Conakry, 23 juillet 2026 Les services spéciaux chargés de la lutte contre le crime organisé ont réalisé une importante saisie de 359 kilogrammes d’écailles de pangolin dans le quartier de Yimbaya Tannerie, à Conakry. L’opération, menée le lundi 20 juillet aux environs de 13 heures, a conduit à l’interpellation de trois personnes soupçonnées d’appartenir à un réseau de trafic d’espèces protégées.
Selon les autorités, les écailles étaient transportées à bord d’un taxi immatriculé AP5677. Les investigations ont permis l’arrestation de Ousmane Sidibé, connu sous le surnom de « Toubadou », Aly Sylla et Samba Sidibé, chauffeur du véhicule, poursuivi pour complicité présumée.
Un réseau transfrontalier démantelé
Lors de la présentation des saisies à la presse, le commissaire divisionnaire Foromo Soropogui a indiqué que les deux principaux suspects avaient reconnu les faits. Les premiers éléments de l’enquête révèlent l’existence d’un réseau de trafic opérant entre plusieurs pays d’Afrique de l’Ouest.
Selon les autorités, l’un de leurs complices a récemment été arrêté en Côte d’Ivoire alors qu’il tentait d’acheminer une cargaison vers le Liberia. Les enquêteurs poursuivent leurs investigations afin d’identifier d’éventuels autres membres de cette organisation.
Un trafic alimenté par une forte demande internationale
Au cours de son audition, Ousmane Sidibé a reconnu que les produits issus du trafic étaient destinés à des marchés situés en Europe et en Asie. Les écailles de pangolin sont recherchées dans certains pays pour leur utilisation en médecine traditionnelle ou dans diverses pratiques rituelles.

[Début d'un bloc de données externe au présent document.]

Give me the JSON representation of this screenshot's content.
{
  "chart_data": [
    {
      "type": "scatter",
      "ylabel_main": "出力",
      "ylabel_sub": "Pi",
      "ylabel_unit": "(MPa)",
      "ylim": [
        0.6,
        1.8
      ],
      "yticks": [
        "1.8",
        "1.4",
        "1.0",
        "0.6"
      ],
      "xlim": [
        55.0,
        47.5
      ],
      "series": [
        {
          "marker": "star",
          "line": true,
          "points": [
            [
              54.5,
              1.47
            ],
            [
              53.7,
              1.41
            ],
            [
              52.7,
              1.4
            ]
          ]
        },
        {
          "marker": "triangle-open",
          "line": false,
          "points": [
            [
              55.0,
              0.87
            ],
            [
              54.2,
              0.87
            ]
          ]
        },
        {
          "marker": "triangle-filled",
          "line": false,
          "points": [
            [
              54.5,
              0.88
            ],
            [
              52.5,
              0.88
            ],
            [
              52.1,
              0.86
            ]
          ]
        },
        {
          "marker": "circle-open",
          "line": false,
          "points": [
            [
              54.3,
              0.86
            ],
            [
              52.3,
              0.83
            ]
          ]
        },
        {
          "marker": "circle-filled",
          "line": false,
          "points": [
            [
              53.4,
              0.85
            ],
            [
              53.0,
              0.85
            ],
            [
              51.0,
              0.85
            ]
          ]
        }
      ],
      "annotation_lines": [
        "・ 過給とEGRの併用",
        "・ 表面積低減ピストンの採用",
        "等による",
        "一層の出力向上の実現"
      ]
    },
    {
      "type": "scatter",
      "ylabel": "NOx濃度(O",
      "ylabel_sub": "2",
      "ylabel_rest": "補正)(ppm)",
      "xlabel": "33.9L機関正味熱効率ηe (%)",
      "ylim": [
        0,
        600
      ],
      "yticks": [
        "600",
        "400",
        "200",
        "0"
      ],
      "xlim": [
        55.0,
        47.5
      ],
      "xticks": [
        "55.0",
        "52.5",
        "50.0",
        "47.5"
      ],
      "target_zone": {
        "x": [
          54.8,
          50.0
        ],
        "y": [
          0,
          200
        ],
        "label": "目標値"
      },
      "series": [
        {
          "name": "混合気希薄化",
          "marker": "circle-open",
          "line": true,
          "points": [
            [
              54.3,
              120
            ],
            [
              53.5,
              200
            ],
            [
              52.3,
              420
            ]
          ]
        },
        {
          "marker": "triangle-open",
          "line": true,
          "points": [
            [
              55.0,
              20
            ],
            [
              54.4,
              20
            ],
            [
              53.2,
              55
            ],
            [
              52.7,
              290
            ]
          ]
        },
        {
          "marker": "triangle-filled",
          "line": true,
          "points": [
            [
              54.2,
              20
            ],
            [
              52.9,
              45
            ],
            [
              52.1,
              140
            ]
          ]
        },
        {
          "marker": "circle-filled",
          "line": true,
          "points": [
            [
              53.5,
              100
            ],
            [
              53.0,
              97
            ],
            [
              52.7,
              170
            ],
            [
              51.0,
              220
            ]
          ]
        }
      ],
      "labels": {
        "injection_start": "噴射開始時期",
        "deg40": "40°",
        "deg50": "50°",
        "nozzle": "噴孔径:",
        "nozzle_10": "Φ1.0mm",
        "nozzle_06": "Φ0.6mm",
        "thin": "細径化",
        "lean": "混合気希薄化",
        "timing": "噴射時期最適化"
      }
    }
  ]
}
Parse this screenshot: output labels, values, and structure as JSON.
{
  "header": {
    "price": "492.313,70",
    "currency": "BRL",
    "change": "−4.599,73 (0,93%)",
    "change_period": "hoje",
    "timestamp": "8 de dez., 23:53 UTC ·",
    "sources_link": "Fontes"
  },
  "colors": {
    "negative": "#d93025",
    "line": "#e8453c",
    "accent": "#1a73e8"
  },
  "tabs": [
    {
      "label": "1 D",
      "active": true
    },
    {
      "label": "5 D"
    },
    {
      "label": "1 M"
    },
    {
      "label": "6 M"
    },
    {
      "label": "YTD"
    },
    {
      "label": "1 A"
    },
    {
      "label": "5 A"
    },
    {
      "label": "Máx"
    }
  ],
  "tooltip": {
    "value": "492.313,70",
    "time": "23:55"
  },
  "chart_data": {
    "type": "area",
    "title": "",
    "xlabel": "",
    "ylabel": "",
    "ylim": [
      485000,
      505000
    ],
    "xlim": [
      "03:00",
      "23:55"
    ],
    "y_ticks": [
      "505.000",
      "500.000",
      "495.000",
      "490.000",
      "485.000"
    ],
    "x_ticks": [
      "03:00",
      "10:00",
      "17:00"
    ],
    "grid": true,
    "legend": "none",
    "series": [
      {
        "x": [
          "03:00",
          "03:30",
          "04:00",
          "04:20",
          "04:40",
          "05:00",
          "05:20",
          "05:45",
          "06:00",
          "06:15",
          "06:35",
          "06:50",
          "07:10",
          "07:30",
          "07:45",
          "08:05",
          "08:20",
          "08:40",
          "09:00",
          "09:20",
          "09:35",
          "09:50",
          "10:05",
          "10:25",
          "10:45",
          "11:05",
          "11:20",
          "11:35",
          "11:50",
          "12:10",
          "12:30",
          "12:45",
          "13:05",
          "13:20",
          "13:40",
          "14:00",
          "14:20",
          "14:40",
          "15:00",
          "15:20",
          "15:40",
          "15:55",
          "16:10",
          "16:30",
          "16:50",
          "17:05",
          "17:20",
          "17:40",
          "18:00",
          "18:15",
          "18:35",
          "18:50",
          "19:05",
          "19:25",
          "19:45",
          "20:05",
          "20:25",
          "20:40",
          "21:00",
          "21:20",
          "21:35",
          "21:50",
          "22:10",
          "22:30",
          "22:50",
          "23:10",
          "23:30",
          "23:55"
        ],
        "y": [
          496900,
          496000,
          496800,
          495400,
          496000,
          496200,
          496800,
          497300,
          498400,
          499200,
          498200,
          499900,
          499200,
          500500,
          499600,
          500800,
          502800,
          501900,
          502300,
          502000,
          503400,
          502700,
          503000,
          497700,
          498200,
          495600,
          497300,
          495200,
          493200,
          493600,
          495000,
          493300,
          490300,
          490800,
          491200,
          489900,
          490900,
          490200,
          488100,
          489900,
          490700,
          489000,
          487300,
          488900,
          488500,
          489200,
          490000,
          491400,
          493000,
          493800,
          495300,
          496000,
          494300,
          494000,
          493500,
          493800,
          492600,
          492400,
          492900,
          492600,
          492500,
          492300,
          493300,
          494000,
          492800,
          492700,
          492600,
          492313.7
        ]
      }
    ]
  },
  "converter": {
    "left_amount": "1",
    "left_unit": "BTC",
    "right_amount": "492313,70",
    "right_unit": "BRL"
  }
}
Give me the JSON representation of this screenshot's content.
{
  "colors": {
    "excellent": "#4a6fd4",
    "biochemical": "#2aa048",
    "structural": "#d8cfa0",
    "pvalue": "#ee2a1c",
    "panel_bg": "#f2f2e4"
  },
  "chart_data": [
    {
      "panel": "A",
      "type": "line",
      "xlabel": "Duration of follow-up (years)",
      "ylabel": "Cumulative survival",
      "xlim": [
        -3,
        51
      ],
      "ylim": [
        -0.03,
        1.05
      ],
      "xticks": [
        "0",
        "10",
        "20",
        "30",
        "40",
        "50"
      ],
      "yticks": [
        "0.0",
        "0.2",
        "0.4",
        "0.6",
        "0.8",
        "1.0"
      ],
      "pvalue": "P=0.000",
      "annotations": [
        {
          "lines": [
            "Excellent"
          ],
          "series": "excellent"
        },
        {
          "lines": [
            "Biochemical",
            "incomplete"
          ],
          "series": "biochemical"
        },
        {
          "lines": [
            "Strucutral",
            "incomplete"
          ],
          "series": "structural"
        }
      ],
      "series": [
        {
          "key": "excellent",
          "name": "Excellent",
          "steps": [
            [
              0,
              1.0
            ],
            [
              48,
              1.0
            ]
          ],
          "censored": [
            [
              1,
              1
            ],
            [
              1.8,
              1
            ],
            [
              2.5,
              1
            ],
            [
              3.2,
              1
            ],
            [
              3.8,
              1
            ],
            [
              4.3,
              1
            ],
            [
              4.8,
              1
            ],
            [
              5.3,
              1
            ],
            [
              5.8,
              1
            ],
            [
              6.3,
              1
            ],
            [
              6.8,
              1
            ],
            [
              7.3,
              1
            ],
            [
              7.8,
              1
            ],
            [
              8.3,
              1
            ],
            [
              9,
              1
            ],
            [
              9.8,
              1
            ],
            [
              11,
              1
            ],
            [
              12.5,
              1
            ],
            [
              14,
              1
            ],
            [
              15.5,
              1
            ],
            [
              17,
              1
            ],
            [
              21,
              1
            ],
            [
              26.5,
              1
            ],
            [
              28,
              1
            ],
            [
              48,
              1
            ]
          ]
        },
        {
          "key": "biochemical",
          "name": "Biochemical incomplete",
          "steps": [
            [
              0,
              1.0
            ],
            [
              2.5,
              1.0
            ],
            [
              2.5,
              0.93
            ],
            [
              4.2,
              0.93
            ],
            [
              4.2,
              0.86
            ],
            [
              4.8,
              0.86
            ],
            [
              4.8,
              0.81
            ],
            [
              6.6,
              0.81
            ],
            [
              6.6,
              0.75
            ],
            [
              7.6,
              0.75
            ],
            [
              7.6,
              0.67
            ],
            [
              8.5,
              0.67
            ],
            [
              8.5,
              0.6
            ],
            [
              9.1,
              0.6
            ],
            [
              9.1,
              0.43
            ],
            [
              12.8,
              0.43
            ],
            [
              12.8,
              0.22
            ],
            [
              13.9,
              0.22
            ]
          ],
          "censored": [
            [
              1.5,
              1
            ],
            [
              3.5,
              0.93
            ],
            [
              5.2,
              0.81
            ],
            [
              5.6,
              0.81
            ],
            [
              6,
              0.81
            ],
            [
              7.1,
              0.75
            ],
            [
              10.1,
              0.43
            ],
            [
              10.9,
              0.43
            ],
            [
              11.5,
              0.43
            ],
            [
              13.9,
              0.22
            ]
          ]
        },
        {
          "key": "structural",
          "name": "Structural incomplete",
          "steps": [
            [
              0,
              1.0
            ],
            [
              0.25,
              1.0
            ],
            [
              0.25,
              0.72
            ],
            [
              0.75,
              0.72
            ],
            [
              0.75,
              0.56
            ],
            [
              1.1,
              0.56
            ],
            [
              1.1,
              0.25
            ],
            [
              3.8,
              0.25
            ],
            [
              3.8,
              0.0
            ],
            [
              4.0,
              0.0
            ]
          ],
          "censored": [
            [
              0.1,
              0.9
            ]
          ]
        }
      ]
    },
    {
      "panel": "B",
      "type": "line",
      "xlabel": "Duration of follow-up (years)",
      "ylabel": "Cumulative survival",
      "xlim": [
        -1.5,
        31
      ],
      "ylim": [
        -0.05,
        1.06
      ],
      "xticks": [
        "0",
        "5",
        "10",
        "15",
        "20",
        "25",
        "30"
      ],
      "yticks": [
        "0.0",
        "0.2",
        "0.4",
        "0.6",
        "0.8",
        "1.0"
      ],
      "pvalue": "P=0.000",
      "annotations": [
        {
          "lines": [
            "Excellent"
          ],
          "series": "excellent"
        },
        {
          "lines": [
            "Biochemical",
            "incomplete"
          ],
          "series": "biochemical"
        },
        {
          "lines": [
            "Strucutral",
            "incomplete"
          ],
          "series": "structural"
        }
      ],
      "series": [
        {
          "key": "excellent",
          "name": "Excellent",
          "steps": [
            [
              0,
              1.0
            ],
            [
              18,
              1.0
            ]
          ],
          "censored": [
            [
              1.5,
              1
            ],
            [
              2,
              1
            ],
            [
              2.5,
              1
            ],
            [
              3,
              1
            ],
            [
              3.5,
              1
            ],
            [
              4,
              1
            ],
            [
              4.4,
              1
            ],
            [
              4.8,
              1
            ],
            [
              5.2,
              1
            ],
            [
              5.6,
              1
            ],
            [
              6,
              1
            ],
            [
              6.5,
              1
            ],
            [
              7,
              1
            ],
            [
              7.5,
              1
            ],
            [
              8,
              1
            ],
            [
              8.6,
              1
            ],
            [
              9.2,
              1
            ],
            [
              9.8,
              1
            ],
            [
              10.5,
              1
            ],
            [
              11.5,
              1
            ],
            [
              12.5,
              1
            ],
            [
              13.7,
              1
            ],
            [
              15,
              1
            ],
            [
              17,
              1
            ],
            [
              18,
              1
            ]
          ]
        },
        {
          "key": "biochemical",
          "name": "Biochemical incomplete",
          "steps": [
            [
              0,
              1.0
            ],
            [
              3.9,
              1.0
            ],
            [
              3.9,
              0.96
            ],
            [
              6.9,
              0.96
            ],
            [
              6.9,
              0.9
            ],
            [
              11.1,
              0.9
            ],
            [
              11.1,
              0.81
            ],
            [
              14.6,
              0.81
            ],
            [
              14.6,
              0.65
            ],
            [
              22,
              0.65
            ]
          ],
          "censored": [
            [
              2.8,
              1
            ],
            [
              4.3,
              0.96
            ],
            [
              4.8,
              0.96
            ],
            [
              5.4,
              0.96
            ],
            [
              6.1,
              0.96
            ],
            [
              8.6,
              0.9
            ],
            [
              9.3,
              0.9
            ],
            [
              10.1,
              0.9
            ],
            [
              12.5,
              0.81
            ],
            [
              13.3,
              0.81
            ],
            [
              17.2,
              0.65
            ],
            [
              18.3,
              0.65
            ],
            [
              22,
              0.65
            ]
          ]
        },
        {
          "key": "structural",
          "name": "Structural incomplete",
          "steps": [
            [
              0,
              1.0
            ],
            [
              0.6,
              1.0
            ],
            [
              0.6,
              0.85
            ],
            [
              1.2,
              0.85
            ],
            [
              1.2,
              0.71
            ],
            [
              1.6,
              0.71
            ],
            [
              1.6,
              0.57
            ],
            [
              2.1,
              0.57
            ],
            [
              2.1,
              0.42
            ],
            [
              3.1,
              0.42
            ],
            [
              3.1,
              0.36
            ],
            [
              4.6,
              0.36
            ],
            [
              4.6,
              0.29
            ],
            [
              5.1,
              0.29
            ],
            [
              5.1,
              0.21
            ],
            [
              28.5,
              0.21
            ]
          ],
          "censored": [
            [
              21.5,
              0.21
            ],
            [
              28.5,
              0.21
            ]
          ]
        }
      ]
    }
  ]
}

Les spécialistes rappellent toutefois qu’aucune étude scientifique n’a démontré une quelconque efficacité thérapeutique de ces écailles. Constituées essentiellement de kératine, elles présentent une composition comparable à celle des cheveux ou des ongles humains.
Une espèce essentielle à l’équilibre des écosystèmes
Le pangolin figure parmi les mammifères les plus menacés par le braconnage à l’échelle mondiale. En se nourrissant de millions de fourmis et de termites chaque année, il joue un rôle important dans l’équilibre des écosystèmes forestiers.Sa faible capacité de reproduction, avec généralement un seul petit par an, rend l’espèce particulièrement vulnérable à la pression du trafic illégal.
Les suspects seront présentés à la justice
Les autorités guinéennes rappellent que le commerce international du pangolin est interdit en vertu de la Convention sur le commerce international des espèces de faune et de flore sauvages menacées d’extinction (CITES), dont la Guinée est signataire.
Le commissaire Foromo Soropogui a précisé que les suspects seront poursuivis conformément aux dispositions de l’Annexe I de la CITES, aux articles 56 et 168 du Code de protection de la faune sauvage ainsi qu’à l’article 20 du Code pénal guinéen.
Les trois prévenus ont été mis à la disposition du parquet de Mafanco , tandis que les 359 kilogrammes d’écailles saisis constituent les principales pièces à conviction. Cette opération illustre la volonté des autorités de renforcer la lutte contre les réseaux de trafic d’espèces protégées et de préserver le patrimoine faunique national.